Lorsque l'essor de l'économie dope l'amour
Dans la littérature médiévale, selon une étude liant développement économique et thème de l’amour à travers les cultures et les âges, le lien entre la charrue lourde et l’amour courtois est clair. L’usage assidu de la première ayant favorisé l’épanouissement du deuxième.

Le philosophe suisse Denis de Rougemont (1906-1985) avait révélé la prégnance du thème de l’amour dans la culture européenne médiévale. Et l’historien français Georges Duby (1919-1996) a souligné que ce phénomène avait coïncidé avec un important mouvement d’urbanisation et d’activité agricole au Moyen-âge central, du XIe au XIIIe siècle.

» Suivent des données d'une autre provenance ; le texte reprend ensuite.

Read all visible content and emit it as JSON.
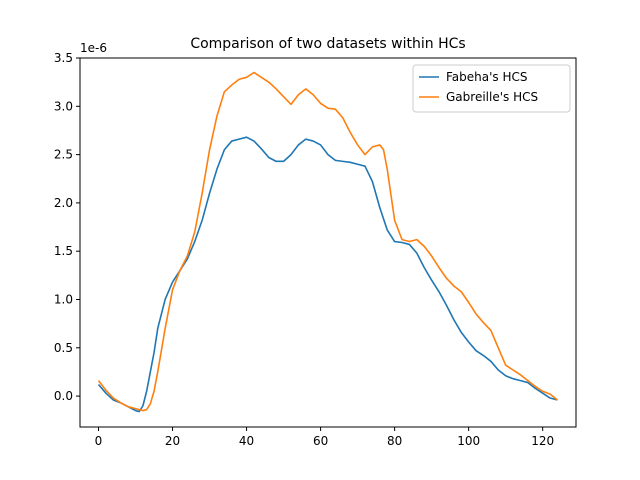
{
  "chart_data": {
    "type": "line",
    "title": "Comparison of two datasets within HCs",
    "xlabel": "",
    "ylabel": "",
    "y_offset_text": "1e-6",
    "xlim": [
      -5,
      129
    ],
    "ylim": [
      -0.32,
      3.5
    ],
    "y_scale_note": "values in units of 1e-6",
    "xticks": [
      0,
      20,
      40,
      60,
      80,
      100,
      120
    ],
    "yticks": [
      0.0,
      0.5,
      1.0,
      1.5,
      2.0,
      2.5,
      3.0,
      3.5
    ],
    "ytick_labels": [
      "0.0",
      "0.5",
      "1.0",
      "1.5",
      "2.0",
      "2.5",
      "3.0",
      "3.5"
    ],
    "grid": false,
    "legend_position": "top-right",
    "series": [
      {
        "name": "Fabeha's HCS",
        "color": "#1f77b4",
        "x": [
          0,
          2,
          4,
          6,
          8,
          10,
          11,
          12,
          13,
          14,
          15,
          16,
          18,
          20,
          22,
          24,
          26,
          28,
          30,
          32,
          34,
          36,
          38,
          40,
          42,
          44,
          46,
          48,
          50,
          52,
          54,
          56,
          58,
          60,
          62,
          64,
          66,
          68,
          70,
          72,
          74,
          76,
          78,
          80,
          82,
          84,
          86,
          88,
          90,
          92,
          94,
          96,
          98,
          100,
          102,
          104,
          106,
          108,
          110,
          112,
          114,
          116,
          118,
          120,
          122,
          124
        ],
        "y": [
          0.12,
          0.03,
          -0.04,
          -0.07,
          -0.11,
          -0.15,
          -0.16,
          -0.1,
          0.05,
          0.25,
          0.45,
          0.7,
          1.0,
          1.18,
          1.3,
          1.42,
          1.6,
          1.82,
          2.1,
          2.35,
          2.55,
          2.64,
          2.66,
          2.68,
          2.64,
          2.56,
          2.47,
          2.43,
          2.43,
          2.5,
          2.6,
          2.66,
          2.64,
          2.6,
          2.5,
          2.44,
          2.43,
          2.42,
          2.4,
          2.38,
          2.22,
          1.95,
          1.72,
          1.6,
          1.59,
          1.57,
          1.48,
          1.33,
          1.2,
          1.08,
          0.94,
          0.79,
          0.66,
          0.56,
          0.47,
          0.42,
          0.36,
          0.27,
          0.21,
          0.18,
          0.16,
          0.14,
          0.08,
          0.03,
          -0.02,
          -0.04
        ]
      },
      {
        "name": "Gabreille's HCS",
        "color": "#ff7f0e",
        "x": [
          0,
          2,
          4,
          6,
          8,
          10,
          12,
          13,
          14,
          15,
          16,
          18,
          20,
          22,
          24,
          26,
          28,
          30,
          32,
          34,
          36,
          38,
          40,
          42,
          44,
          46,
          48,
          50,
          52,
          54,
          56,
          58,
          60,
          62,
          64,
          66,
          68,
          70,
          72,
          74,
          76,
          77,
          78,
          80,
          82,
          84,
          86,
          88,
          90,
          92,
          94,
          96,
          98,
          100,
          102,
          104,
          106,
          108,
          110,
          112,
          114,
          116,
          118,
          120,
          122,
          124
        ],
        "y": [
          0.16,
          0.06,
          -0.02,
          -0.07,
          -0.11,
          -0.13,
          -0.15,
          -0.14,
          -0.08,
          0.05,
          0.25,
          0.7,
          1.1,
          1.3,
          1.45,
          1.7,
          2.1,
          2.55,
          2.9,
          3.15,
          3.22,
          3.28,
          3.3,
          3.35,
          3.3,
          3.25,
          3.18,
          3.1,
          3.02,
          3.12,
          3.18,
          3.12,
          3.03,
          2.98,
          2.97,
          2.88,
          2.73,
          2.6,
          2.5,
          2.58,
          2.6,
          2.55,
          2.35,
          1.82,
          1.62,
          1.6,
          1.62,
          1.55,
          1.45,
          1.33,
          1.22,
          1.14,
          1.08,
          0.97,
          0.85,
          0.76,
          0.68,
          0.5,
          0.32,
          0.27,
          0.22,
          0.16,
          0.1,
          0.05,
          0.02,
          -0.04
        ]
      }
    ]
  }
}
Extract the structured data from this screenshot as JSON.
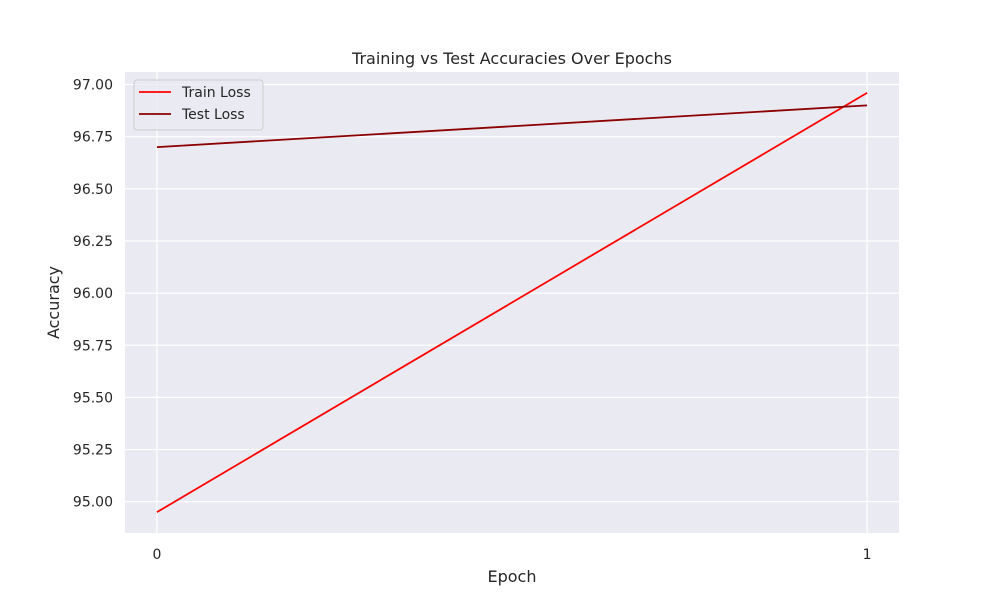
{
  "chart_data": {
    "type": "line",
    "title": "Training vs Test Accuracies Over Epochs",
    "xlabel": "Epoch",
    "ylabel": "Accuracy",
    "x": [
      0,
      1
    ],
    "x_tick_labels": [
      "0",
      "1"
    ],
    "xlim": [
      -0.045,
      1.045
    ],
    "ylim": [
      94.85,
      97.06
    ],
    "y_ticks": [
      95.0,
      95.25,
      95.5,
      95.75,
      96.0,
      96.25,
      96.5,
      96.75,
      97.0
    ],
    "y_tick_labels": [
      "95.00",
      "95.25",
      "95.50",
      "95.75",
      "96.00",
      "96.25",
      "96.50",
      "96.75",
      "97.00"
    ],
    "grid": true,
    "legend_position": "top-left",
    "background_color": "#eaeaf2",
    "series": [
      {
        "name": "Train Loss",
        "values": [
          94.95,
          96.96
        ],
        "color": "#ff0000"
      },
      {
        "name": "Test Loss",
        "values": [
          96.7,
          96.9
        ],
        "color": "#8b0000"
      }
    ]
  }
}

« Au XIIe siècle, on est passé d’une population qui visait la survie et qui baisse quasiment jusqu’à l’an 1000, à une autre qui va tripler en 300 ans. La psychologie des gens change alors : ce qui n’était pas possible avant, investir dans son couple devient possible, et ça se voit dans la littérature », explique à l’AFP le professeur Nicolas Baumard, anthropologue cognitif à l’École normale supérieure, et principal auteur de l’étude.

Tristan et Iseult (XIIe siècle) en Angleterre ou le Roman de la Rose (XIIIe) en France mettent l’accent, relaté par les troubadours, sur une façon d’aimer passionnément, qui sublime les valeurs de fidélité, d’attachement émotionnel, d’idéalisation du partenaire.

Mais ce phénomène, loin d’être cantonné à une période et une région bien définies, a concerné la Grèce antique, des dynasties chinoises, les mondes arabes et persans, ou encore le Japon, selon l’étude, parue récemment dans Nature Human Behaviour.

Amour impossible

Elle couvre 3.500 ans d’Histoire littéraire, depuis l’Égypte ancienne jusqu’au début des temps modernes en 1800. Les travaux s’appuient sur un corpus d’études académiques, des ateliers avec des spécialistes du sujet, une base de données constituée à partir de 3.000 notes Wikipedia sur des fictions littéraires, et un jeu de données mesurant le développement économique avec des critères comme le taux d’urbanisation.

« On a bien une corrélation, on sait que le niveau économique augmente en même temps que l’importance de l’amour romantique », remarque Nicolas Baumard. Mais « cela ne nous dit pas si le premier est la cause de la deuxième ».

Les œuvres de fiction grecques et romaines sont par exemple plus romantiques autour du début de notre ère, période de prospérité, que par la suite, avec la décadence du Bas Empire romain, jusque vers 500 de notre ère.


Les thèmes sont universels : amour interdit ou impossible, coup de foudre et suicide par désespoir, union éternelle. Une même histoire « est transformée par la mentalité des gens », relève le chercheur.

Mais quand le thème de l’amour s’impose, quelle en est la cause ? Les auteurs écartent la thèse d’une « culture nationale », en prenant pour exemple la Grèce, qui va alterner des périodes non romantiques et romantiques à deux reprises, sur plus de vingt siècles.

La sacralisation de la monogamie

La thèse d’une transmission culturelle ne tient pas plus, comme en témoigne le sort de Tristan et Iseult, qui au gré de sa « chaîne de transmission » perd son contenu amoureux --au profit de valeurs morales-- dans la Russie du XVe siècle, beaucoup plus pauvre.

Pour l’équipe de M. Baumard, la véritable cause est à chercher dans la prospérité d’une société. Comme celle apportée avec l’introduction de la charrue lourde en Europe après l’an 1000, qui va favoriser la culture de terres argileuses, aussi difficiles à casser que fertiles. Son usage a bénéficié plus fortement aux régions du nord de l’Europe, avec une forte hausse de l’urbanisation allant de concert avec un essor de l’amour dans la littérature.

Avec cette prospérité, qui satisfait les premières priorités comme manger à sa faim et vivre en sécurité, « la psychologie des gens change », résume le chercheur. « Ce qui n’était pas possible avant, comme investir dans son couple, devient possible. Et ça va se voir dans la littérature ».

Libéré des contraintes de survie, le couple peut s’investir dans sa progéniture. Le thème de l’amour fait office d’«instrument émotionnel», utile pour souder le couple et consolider cet investissement.

La sacralisation de la monogamie, et d’une union durable, serait ainsi une réponse adaptative à un changement de l’environnement. Dans lequel les injonctions de l’Église par exemple, n’auraient été que l’écho de ce que pensent les gens, et non la cause.